Call for Presentations and Participation: hpc-ch forum on Virtualization

DATE AND LOCATION

hpc-ch forum on Virtualization
Thursday, May 20, 2021
Virtual Event

FORUM DETAILS

Description

Traditional HPC computing centres have mainly been used to solve scientific problems posed by the so-called “hard” sciences such as physics, chemistry, or astrophysics. Their infrastructures include most of the compute and storage resources available on most university campuses.

However, the arrival of life sciences, in particular medical sciences, and more recently human sciences has “generated” a new class of users for whom the use of traditional tools (command line, scripting in bash or python) is considered an insurmountable obstacle. Nevertheless, the data analysis needs of these neophyte users grows exponentially.

Therefore, tools trying to simplify these tasks exist but remain outside of the scope of the applications available on traditional HPC resources. This has led these researchers to install many powerful workstations under their desks that are never used optimally, are problematic to manage, and are not cost effective from a budgetary standpoint.

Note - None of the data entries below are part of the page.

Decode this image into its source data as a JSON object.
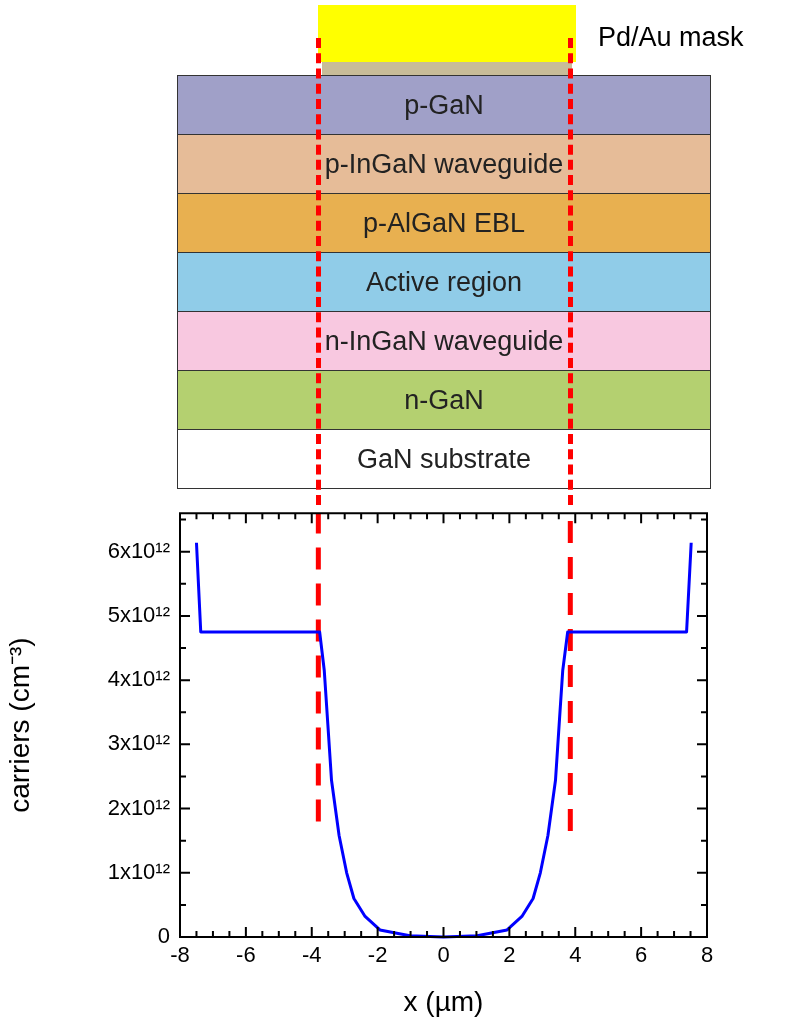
{
  "chart_data": {
    "type": "line",
    "xlabel": "x (µm)",
    "ylabel": "carriers (cm⁻³)",
    "annotations": [
      "Pd/Au mask",
      "p-GaN",
      "p-InGaN waveguide",
      "p-AlGaN EBL",
      "Active region",
      "n-InGaN waveguide",
      "n-GaN",
      "GaN substrate"
    ],
    "xlim": [
      -8,
      8
    ],
    "xticks": [
      -8,
      -6,
      -4,
      -2,
      0,
      2,
      4,
      6,
      8
    ],
    "ylim": [
      0,
      6600000000000.0
    ],
    "yticks": [
      0,
      {
        "value": 1000000000000.0,
        "label": "1x10¹²"
      },
      {
        "value": 2000000000000.0,
        "label": "2x10¹²"
      },
      {
        "value": 3000000000000.0,
        "label": "3x10¹²"
      },
      {
        "value": 4000000000000.0,
        "label": "4x10¹²"
      },
      {
        "value": 5000000000000.0,
        "label": "5x10¹²"
      },
      {
        "value": 6000000000000.0,
        "label": "6x10¹²"
      }
    ],
    "grid": false,
    "legend": false,
    "marker": "none",
    "series": [
      {
        "color": "#0000ff",
        "line_style": "solid",
        "x": [
          -7.5,
          -7.37,
          -3.76,
          -3.62,
          -3.51,
          -3.4,
          -3.17,
          -2.94,
          -2.72,
          -2.38,
          -1.93,
          -1.02,
          0,
          1.02,
          1.93,
          2.38,
          2.72,
          2.94,
          3.17,
          3.4,
          3.51,
          3.62,
          3.77,
          7.38,
          7.52
        ],
        "values": [
          6140000000000.0,
          4750000000000.0,
          4750000000000.0,
          4150000000000.0,
          3300000000000.0,
          2440000000000.0,
          1580000000000.0,
          1000000000000.0,
          600000000000.0,
          320000000000.0,
          110000000000.0,
          20000000000.0,
          0,
          20000000000.0,
          110000000000.0,
          320000000000.0,
          600000000000.0,
          1000000000000.0,
          1580000000000.0,
          2440000000000.0,
          3300000000000.0,
          4150000000000.0,
          4750000000000.0,
          4750000000000.0,
          6140000000000.0
        ]
      },
      {
        "type": "line",
        "color": "#ff0000",
        "line_style": "dashed",
        "x": [
          -3.8,
          -3.8
        ],
        "values": [
          1800000000000.0,
          6600000000000.0
        ]
      },
      {
        "type": "line",
        "color": "#ff0000",
        "line_style": "dashed",
        "x": [
          3.85,
          3.85
        ],
        "values": [
          1650000000000.0,
          6600000000000.0
        ]
      }
    ]
  }
}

These “novice” users nevertheless are the main group of researchers using scientific computing resources in generalist universities. It is important to address their needs by providing them adequate and timely available resources without burdening the IT personnel with the management and support of heterogeneous and geographically scattered systems.

Key Questions

System virtualisation: The main goal of systems virtualisation is to optimise the use of computer cycles and memory by mutualizing them in a centrally managed infrastructure. In which cases are virtualisation technologies relevant to the public mentioned in the introduction? Which virtualisation technology do you implement? How do you efficiently deploy workstations and servers? How do you adapt the software stacks to the different needs of the users? How do you manage the lifecycle of these VM?
On premise cloud technologies: Cloud technologies bring an unprecedented ease of use to deploy applications on virtual infrastructures. However, on premise cloud infrastructure usually are very complex to manage and require a very skilled team to manage and support the underlying systems. What are your use cases for on premise cloud infrastructures? How does it compare with standard virtualization technologies? In the rapidly evolving landscape of cloud technologies which one do you use? Have you considered an exit strategy if the selected product is not any more actively maintained or only provided commercially with outrageously expensive licensing fees?
Containers: The demand to support containers for scientific computing applications is growing. There are several container technologies and orchestration platforms competing each other. To name a few we can site Docker, Singularity, Mesos for the container technologies and Swarm, Kubernetes, Chronos/Marathon for orchestration. What are the most suitable container solutions for scientific computing applications? What are the good scientific computing use cases to be run on a container cluster instead of a classical HPC machines? Do we need to manage two different clusters for classical HPC services and container services, or can we efficiently blend the two class of computing services on the same cluster? Containers and GPU computing is an ongoing trend. Nvidia supplies and support on their NGC Catalog a set of curated GPU-optimized containerized applications running on CUDA for AI, HPC and Visualization applications. Should we build our GPU container platforms around NVIDIA-Certified Systems to (as promised by the constructors) seamlessly take profit of the applications packaging and distribution solution offered by NGC or should we build our own vanilla GPU container clusters and packaging platforms?
File systems on demand: Generally HPC infrastructures rely on massive central filesystems attached to all compute nodes in order to provide high throughput and IOPS. However in some cases these filesystems themselves become the bottleneck slowing the data analysis. Some filesystem technologies allow to federate the local disks of the compute nodes to create a transient filesystem usually on the users’ request in order to distinguish the data flux to the main storage. Do you think that such technologies are useful in an HPC environment? Which technologies have you tested and for which use case? Similar question on the container side. Docker, Mesos and Kubernetes support on demand persistent storage through CSI (the Container Storage Interface). Different HPC storage products vendors like IBM Spectrum Scale, WekaIO Matrix, BeeGFS or VAST Data among many other storage vendors have created their driver to interconnect their storage platform to a CSI interface. This provides on demand persistent file or block storage services to the containers. Is this technology mature enough to be used in a production environment? Is anyone using it and if yes what are the use cases?